Made some hot Russian tea on Saturday, and it was not bad. It was day four of feeling of feeling ill in a way that left me flopped on the couch like a sack of beans on the couch, wrapped in a soft white blanket, sipping grapefruit juice and fading in and out of sleep. Started with a fever and chills, then an inability to keep my balance or stay awake for a whole episode of 20/20, then a stretch of ache and tired that kept me in the house for four days, Mr. S is out of town, speaking in Seattle on the importance of storytelling later in life, so I’ve been on my own where a menu is concerned and I did pretty dang well. Malto-O-Meal wins the prize for Best Food When You Feel Like Crap, and I was blessed to have a few friends visit with Potato Leek Soup and homemade macaroni and cheese and some praline pecan ice cream that disappeared faster than spit on a skillet.
I’m feelin’ a bit like me again, and this being day seven, it’s about time. Hard to say what it was I had, and truth is it doesn’t much matter. I talked to myself this morning when I woke at a normal hour, and turned on the radio, made up some stuffed chicken parmesan to bake later in the week, and didn’t think more than one fleeting thought of lying down and napping on the couch by the fire.
I get a lot out of doing things. “Getting’ ‘er done!” Mr. S often hollers when I’m cleaning the house from top to bottom. “You’re a machine,” he says, as I fold load number four of sheets. And it’s true. I enjoy being busy. And what is most unenjoyable about being sick is that I can’t do much at all. Except lie there and think. Which, now that I mention it, is rather enjoyable. All curled up and warm, no one hollering for help, the fire crackling near my feet, and the creakings of the house in the bitter winter cold.

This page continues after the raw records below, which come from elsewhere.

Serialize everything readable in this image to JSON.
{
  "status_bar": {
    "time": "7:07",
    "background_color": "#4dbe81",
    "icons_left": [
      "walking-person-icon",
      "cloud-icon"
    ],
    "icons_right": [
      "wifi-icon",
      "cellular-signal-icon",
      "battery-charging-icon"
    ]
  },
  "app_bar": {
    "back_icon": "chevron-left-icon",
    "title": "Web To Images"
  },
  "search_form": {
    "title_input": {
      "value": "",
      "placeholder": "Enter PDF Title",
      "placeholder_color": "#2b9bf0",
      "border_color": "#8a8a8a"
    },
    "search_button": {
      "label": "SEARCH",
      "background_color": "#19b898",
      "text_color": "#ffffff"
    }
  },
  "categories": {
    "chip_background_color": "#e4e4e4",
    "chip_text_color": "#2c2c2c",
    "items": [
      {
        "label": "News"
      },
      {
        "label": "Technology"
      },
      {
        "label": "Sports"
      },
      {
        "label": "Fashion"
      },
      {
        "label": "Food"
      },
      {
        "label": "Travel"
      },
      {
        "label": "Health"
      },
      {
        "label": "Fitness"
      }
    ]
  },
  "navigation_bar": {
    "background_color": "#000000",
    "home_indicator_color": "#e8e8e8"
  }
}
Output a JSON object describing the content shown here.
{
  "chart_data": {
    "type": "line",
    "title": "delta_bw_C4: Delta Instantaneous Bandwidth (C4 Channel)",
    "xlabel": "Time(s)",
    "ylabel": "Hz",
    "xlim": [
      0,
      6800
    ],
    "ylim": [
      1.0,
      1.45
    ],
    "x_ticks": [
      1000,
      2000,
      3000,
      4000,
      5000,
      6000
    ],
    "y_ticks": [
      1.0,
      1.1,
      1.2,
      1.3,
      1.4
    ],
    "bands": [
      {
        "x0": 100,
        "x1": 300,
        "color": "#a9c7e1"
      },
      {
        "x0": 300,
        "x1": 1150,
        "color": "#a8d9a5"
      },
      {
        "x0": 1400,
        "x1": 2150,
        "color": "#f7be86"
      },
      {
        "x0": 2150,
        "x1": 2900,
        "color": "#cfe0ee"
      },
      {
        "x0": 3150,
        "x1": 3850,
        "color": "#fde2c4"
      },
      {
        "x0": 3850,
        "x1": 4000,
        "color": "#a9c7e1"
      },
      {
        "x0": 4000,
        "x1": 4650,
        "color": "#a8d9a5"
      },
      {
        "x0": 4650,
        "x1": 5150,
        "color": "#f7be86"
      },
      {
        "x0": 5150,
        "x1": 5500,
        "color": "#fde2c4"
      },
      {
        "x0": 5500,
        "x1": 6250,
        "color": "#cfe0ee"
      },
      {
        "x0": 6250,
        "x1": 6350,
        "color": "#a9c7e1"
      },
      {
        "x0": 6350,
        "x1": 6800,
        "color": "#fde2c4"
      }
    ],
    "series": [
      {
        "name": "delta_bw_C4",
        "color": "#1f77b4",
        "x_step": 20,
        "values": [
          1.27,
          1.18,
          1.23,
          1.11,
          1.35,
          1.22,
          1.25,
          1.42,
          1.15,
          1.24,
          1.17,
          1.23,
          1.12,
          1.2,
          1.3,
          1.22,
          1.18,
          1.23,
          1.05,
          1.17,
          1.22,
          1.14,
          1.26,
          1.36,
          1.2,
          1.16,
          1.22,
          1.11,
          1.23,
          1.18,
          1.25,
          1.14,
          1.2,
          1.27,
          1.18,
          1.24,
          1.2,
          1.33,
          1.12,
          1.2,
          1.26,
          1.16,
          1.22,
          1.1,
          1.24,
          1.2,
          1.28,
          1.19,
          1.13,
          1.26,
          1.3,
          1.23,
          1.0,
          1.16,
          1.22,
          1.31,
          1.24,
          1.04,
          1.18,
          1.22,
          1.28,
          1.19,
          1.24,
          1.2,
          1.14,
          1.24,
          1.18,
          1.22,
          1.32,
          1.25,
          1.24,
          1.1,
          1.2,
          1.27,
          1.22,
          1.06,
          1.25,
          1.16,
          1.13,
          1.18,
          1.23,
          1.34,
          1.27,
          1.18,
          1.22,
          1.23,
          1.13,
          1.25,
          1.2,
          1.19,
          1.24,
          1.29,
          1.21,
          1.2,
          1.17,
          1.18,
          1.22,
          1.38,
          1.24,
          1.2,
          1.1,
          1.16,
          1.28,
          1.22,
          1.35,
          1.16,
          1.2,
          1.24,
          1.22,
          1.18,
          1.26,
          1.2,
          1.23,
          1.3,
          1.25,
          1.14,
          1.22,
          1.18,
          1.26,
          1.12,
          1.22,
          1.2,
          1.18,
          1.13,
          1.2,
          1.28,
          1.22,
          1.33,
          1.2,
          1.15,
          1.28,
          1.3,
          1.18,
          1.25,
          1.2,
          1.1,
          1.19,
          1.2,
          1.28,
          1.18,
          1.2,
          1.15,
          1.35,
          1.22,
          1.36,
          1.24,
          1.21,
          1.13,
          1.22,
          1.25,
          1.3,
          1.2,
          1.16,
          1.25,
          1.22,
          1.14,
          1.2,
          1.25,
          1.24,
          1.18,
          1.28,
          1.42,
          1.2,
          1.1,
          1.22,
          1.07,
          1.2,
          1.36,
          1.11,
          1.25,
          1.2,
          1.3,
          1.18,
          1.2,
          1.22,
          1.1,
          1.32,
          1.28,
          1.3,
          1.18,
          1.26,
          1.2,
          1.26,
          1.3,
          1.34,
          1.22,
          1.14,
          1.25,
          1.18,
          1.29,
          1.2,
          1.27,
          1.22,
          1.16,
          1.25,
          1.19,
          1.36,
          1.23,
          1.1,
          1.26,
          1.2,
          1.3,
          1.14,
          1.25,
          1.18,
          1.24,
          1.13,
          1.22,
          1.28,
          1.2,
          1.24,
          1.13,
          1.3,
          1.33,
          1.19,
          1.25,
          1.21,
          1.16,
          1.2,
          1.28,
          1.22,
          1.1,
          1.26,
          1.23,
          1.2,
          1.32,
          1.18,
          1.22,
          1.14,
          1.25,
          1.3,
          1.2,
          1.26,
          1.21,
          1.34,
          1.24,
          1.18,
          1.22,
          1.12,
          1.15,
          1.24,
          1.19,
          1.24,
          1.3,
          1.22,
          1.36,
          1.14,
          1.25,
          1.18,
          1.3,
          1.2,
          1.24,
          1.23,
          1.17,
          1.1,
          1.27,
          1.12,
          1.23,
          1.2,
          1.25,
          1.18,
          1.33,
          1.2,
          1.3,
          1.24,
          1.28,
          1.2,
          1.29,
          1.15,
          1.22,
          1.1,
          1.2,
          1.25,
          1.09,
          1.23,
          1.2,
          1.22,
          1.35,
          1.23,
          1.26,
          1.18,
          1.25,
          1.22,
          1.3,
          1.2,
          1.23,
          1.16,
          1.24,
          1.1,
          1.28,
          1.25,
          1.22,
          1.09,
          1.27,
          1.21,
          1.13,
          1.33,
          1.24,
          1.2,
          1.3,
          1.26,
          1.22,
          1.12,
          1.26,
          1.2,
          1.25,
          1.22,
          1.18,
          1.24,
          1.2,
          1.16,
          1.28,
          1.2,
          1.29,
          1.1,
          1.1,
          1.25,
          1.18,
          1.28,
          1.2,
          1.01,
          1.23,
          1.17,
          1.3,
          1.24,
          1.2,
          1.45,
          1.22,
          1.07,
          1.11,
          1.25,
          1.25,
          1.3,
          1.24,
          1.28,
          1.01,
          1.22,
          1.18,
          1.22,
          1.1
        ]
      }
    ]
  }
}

Got a few phone calls during those blurry days. I didn’t answer most of ‘em. One was Mr. S, though, and he said something about planning a trip somewhere, and asked where I’d like to have dinner this weekend. “Scotch eggs,” I remember saying, “and fried potatoes.” And I remember someone else, the sweeter voice of a friend, saying gently through the phone, “When you’re an oak most of the time, it’s okay to be the wind now and then.”
Well, now. That felt like a blessing to me. And it was. Pass it on.
I’m a fan of pasta.
A pasta fan am I.
Cook this one up and serve it ‘round,
And someone will tell you how awesome you are.
And you’ll simply have to accept it.
That’s my poem for today.
Stuffed Chicken Parmesan
3 chicken breasts, boneless and skinless
Salt, to taste
1 cup mozzarella
2 cups flour
6 eggs, beaten
2 cups bread crumbs
1 cup oil, for frying
3 cups tomato sauce (or your favorite spaghetti sauce)
½ cup Parmesan
2 T basil
½ tsp garlic salt
Pinch of cayenne
Cut a pocket into each chicken breast and stuff each evenly with the mozzarella cheese
and press the edges of the chicken together to seal the pocket.
Separate the flour, eggs, and bread crumbs into 3 separate bowls. Being careful to keep the chicken from opening, roll the stuffed chicken in the flour, shaking off the excess.
Dip the floured chicken into the egg, then the bread crumbs, coating evenly.
Heat the oil in a large pan over medium heat. Fry chicken until golden brown on both sides. Place ⅔ of the tomato sauce evenly on the bottom of a baking dish. Place the chicken on top. Top with the rest of the tomato sauce, then sprinkle the parmesan, garlic salt, cayenne and basil on top. Bake for 20-30 minutes at 350.